Thermodynamics of ammonia activation by iron cluster cations: Guided ion beam studies of the reactions of Fen+ (n=2–10,14) with ND3

Abstract

The kinetic energy dependences of the reactions of Fen+ (n=2–10,14) with ND3 are studied in a guided ion beam tandem mass spectrometer over the energy range of 0–10 eV. Dehydrogenation of ammonia to form FenND+ is found to be efficient and exothermic for n=4 in agreement with previous FT-ICR studies. In contrast to the ICR studies, we also observe exothermic dehydrogenation for n=3 and 5, although these processes are much less efficient than for n=4. Other clusters also undergo this process but exhibit an energy threshold. A multitude of other primary products are observed including Fen−1ND3+ (n=2–4,9,10), FenND2+ (n=1,4–8), and Fen−1ND2+ (n=2–5), which all have reaction efficiencies that depend on cluster size. At high energies, FenN+ and FenD+ are observed along with products corresponding to Fe atom loss from the primary products. Thresholds for the various primary and secondary reactions are analyzed and bond energies for iron cluster cations bound to N, ND, ND2, and ND3 are determined.
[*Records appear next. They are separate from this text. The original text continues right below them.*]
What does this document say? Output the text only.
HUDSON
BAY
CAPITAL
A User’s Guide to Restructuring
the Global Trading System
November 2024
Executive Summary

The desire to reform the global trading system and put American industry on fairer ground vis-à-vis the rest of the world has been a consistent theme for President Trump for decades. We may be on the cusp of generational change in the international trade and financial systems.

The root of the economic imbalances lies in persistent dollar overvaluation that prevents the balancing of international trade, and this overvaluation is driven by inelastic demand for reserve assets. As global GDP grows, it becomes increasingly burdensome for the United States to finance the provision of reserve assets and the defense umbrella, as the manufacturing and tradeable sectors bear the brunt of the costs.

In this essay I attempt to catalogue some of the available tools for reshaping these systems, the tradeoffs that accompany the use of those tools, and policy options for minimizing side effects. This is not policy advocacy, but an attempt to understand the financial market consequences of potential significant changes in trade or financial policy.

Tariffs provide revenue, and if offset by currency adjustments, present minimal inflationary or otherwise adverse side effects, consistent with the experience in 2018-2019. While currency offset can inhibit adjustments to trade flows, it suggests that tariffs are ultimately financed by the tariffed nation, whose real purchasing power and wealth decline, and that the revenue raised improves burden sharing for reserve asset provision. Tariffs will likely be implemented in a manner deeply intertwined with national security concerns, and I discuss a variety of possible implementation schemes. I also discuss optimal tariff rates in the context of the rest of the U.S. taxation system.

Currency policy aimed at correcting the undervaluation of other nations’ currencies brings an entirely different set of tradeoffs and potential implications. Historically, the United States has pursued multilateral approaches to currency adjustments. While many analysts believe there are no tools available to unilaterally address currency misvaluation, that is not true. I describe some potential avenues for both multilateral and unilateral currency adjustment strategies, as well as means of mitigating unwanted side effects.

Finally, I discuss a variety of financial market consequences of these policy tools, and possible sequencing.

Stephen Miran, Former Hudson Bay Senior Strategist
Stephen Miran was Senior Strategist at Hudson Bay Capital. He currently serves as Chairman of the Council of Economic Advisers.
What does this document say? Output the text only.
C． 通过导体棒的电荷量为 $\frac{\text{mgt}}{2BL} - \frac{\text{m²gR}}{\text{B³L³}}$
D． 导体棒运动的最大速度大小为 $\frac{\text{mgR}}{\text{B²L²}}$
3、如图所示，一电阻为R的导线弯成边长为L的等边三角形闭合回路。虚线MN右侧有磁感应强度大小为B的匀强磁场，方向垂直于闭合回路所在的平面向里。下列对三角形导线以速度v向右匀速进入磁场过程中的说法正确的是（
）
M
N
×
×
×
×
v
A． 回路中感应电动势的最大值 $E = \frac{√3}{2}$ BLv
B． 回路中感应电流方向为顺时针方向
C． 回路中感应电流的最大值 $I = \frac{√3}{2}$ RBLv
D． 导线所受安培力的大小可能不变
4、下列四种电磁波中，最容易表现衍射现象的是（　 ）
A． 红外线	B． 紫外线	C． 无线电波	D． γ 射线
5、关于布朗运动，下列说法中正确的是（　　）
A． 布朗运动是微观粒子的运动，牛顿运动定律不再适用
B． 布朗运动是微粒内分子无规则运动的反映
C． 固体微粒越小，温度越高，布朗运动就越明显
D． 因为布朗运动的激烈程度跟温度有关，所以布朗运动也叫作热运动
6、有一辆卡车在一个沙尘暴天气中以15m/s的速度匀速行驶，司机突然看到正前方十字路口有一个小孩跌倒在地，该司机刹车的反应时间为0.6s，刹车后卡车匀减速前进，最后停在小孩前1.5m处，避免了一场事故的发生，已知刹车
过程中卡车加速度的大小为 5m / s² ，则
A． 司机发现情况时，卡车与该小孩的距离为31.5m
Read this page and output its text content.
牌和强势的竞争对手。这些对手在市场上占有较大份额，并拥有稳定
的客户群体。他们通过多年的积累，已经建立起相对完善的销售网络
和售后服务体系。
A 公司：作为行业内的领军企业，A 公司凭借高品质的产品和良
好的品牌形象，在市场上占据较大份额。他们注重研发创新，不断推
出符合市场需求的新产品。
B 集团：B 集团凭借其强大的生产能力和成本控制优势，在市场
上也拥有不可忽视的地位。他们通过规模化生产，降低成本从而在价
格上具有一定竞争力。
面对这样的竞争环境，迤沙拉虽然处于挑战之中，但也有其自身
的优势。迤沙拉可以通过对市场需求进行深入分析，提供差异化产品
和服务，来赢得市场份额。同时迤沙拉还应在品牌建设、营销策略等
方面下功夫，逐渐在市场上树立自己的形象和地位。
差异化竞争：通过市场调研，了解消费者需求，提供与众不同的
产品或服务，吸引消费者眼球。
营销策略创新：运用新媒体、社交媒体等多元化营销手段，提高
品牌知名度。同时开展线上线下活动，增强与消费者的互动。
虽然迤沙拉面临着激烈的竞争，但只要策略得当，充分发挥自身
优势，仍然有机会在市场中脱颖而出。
Comparisons of this thermochemistry to that for isoelectronic CD, CD2, and CD3 show that the binding of ND and ND2 is enhanced by dative interactions of the lone pair of electrons with the cluster. In contrast, the N atom is found to have a weaker bond than CD for most cluster sizes. On the basis of this thermochemistry, we find that there are barriers to the dehydrogenation reactions of about 1 eV for all the clusters, except n=3–5 exhibit an additional low energy pathway. Bond energies for larger clusters are used to estimate the bond energies of the ND and ND2 molecular fragments to iron surfaces.